A data structure is only useful when you can perform operations on it, right? These are the basic operations that should be able to be performed on every data structure.

Access

This operation handles how the elements currently stored in the structure can be accessed.

Search

This operation handles finding the location of a given element of a given structure.

Insertion

This operation specifies how new elements are to be added to the structure.

Deletion

This operation specifies how existing elements can be removed from the structure.

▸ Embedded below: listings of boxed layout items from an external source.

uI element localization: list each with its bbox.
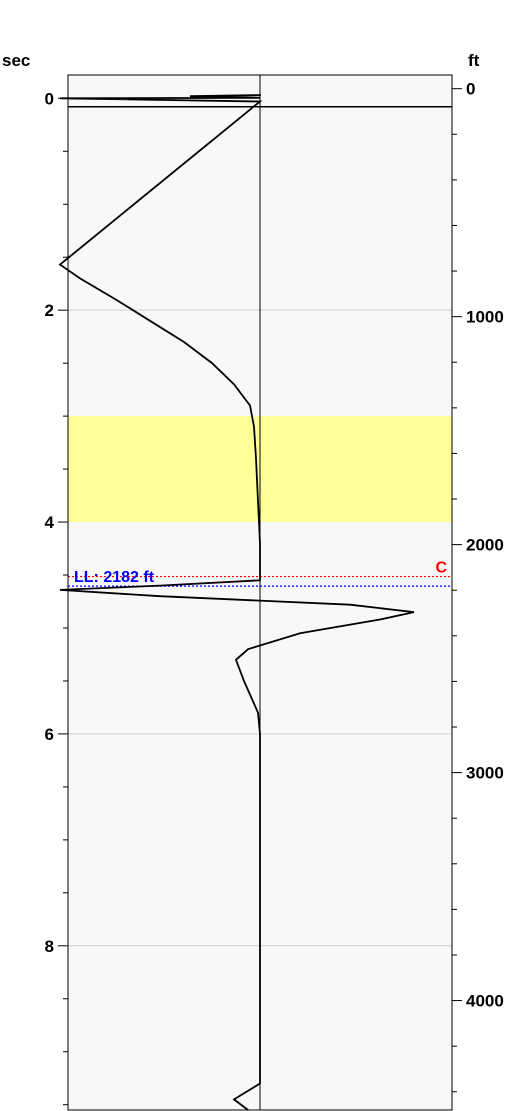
marker-label: C xyxy=(435,560,447,577)
left-axis: 0 2 4 6 8 xyxy=(45,75,69,1110)
right-tick-label: 4000 xyxy=(466,992,504,1011)
left-axis-label: sec xyxy=(2,51,30,70)
right-axis-label: ft xyxy=(468,51,480,70)
trace-line xyxy=(58,94,415,1111)
marker-label: LL: 2182 ft xyxy=(74,569,155,586)
left-tick-label: 4 xyxy=(45,513,55,532)
left-tick-label: 6 xyxy=(45,725,54,744)
left-tick-label: 0 xyxy=(45,89,54,108)
left-tick-label: 2 xyxy=(45,301,54,320)
right-tick-label: 2000 xyxy=(466,536,504,555)
right-tick-label: 3000 xyxy=(466,764,504,783)
right-axis: 0 1000 2000 3000 4000 xyxy=(451,75,504,1110)
right-tick-label: 1000 xyxy=(466,308,504,327)
right-tick-label: 0 xyxy=(466,80,475,99)
left-tick-label: 8 xyxy=(45,937,54,956)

Classification of data structure

A data structure can be broadly classified into 2 types:

Linear Data Structures

A linear data structure’s elements form a sequence. Every element in the structure has some element before and after it. Examples of linear structures are:

Arrays

An array holds a fixed number of similar elements that are stored under one name. These elements are stored in contagious memory locations . The elements of an array can be accessed using one identifier. Read about arrays.

Linked Lists

A linked list is a linear data structure where each element is a separate object, known as a node . Each node contains some data and points to the next node in the structure, forming a sequence . Read about linked lists .

Stacks

Stacks are a type of linear data structures that store data in an order known as the Last In First Out (LIFO) order. This property is helpful in certain programming cases where the data needs to be ordered. Read about stacks.

Queues

Queues are a type of linear data structures that store data in an order known as the First In First Out (FIFO) order. This property is helpful in certain programming cases where the data needs to be ordered. Read about queues.

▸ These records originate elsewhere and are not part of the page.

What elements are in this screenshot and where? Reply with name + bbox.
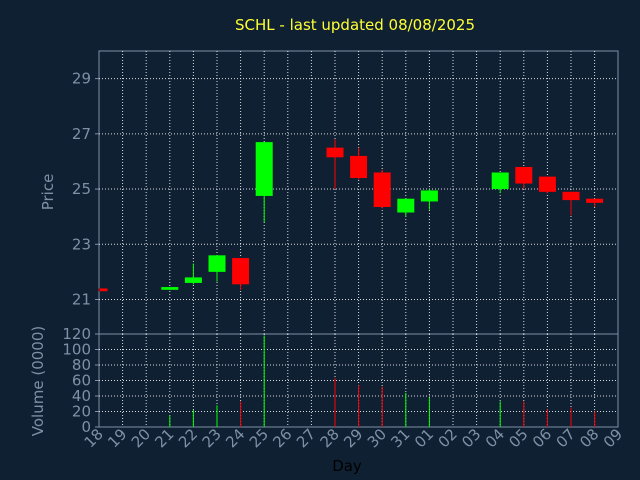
candle-body: [515, 166, 533, 184]
candle: [184, 263, 202, 285]
candle: [350, 147, 368, 180]
candle: [98, 288, 108, 292]
volume-tick-label: 0: [81, 418, 91, 436]
x-axis-label: Day: [332, 457, 362, 475]
candle: [538, 176, 556, 194]
candle-body: [491, 172, 509, 190]
volume-tick-label: 60: [72, 372, 91, 390]
volume-axis-label: Volume (0000): [29, 326, 47, 436]
candle: [232, 258, 250, 290]
candle-body: [208, 255, 226, 272]
price-tick-label: 21: [72, 290, 91, 308]
candle: [326, 139, 344, 190]
candle: [208, 255, 226, 282]
candle: [373, 169, 391, 209]
candle-body: [161, 287, 179, 290]
candle: [420, 189, 438, 210]
price-axis-label: Price: [39, 174, 57, 211]
volume-bars: [169, 335, 596, 427]
x-tick-labels: 1819202122232425262728293031010203040506…: [81, 425, 626, 451]
candle-body: [373, 172, 391, 207]
volume-tick-label: 40: [72, 387, 91, 405]
candle: [562, 191, 580, 216]
candle-body: [100, 288, 108, 292]
candle-body: [350, 155, 368, 179]
candle: [161, 287, 179, 290]
price-tick-label: 27: [72, 125, 91, 143]
volume-tick-label: 20: [72, 403, 91, 421]
chart-title: SCHL - last updated 08/08/2025: [235, 16, 475, 34]
price-tick-label: 23: [72, 235, 91, 253]
candle: [586, 198, 604, 207]
candle-body: [586, 198, 604, 203]
volume-tick-label: 100: [62, 341, 91, 359]
volume-tick-label: 120: [62, 325, 91, 343]
candle-body: [420, 190, 438, 202]
candle: [397, 198, 415, 217]
candle-body: [538, 176, 556, 192]
candle-body: [562, 191, 580, 201]
candle: [255, 142, 273, 223]
volume-tick-label: 80: [72, 356, 91, 374]
candle: [515, 166, 533, 190]
candles: [98, 139, 604, 292]
candle-body: [397, 198, 415, 213]
candle-body: [184, 277, 202, 283]
price-tick-labels: 21 23 25 27 29: [72, 70, 99, 308]
candle-body: [255, 142, 273, 196]
price-tick-label: 29: [72, 70, 91, 88]
price-panel: 21 23 25 27 29: [72, 50, 619, 335]
candle-body: [326, 147, 344, 158]
candle: [491, 172, 509, 194]
candle-body: [232, 258, 250, 285]
price-tick-label: 25: [72, 180, 91, 198]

Non-Linear Data Structures

A non-linear data structure’s elements do not form a sequence. Every element may not have a unique element before and after it.

Trees

A tree is a data structure that simulates a hierarchical tree, with a root value and the children as the subtrees, represented by a set of linked nodes. Read about trees.

Heaps

A heap is a specialized tree-based data structure that satisfies the heap property. Read about heaps.

Graphs

A graph data structure is used to represent relations between pairs of objects. It consists of nodes (known as vertices) that are connected through links (known as edges). The relationship between the nodes can be used to model the relation between the objects in the graph. Read about graphs .

Hash Tables

A Hash Table is a data structure where data is stored in an associative manner. The data is mapped to array positions by a hash function that generates a unique value from each key. The value stored in a hash table can then be searched in O(1) time using the same hash function which generates an address from the key. Read about hash tables.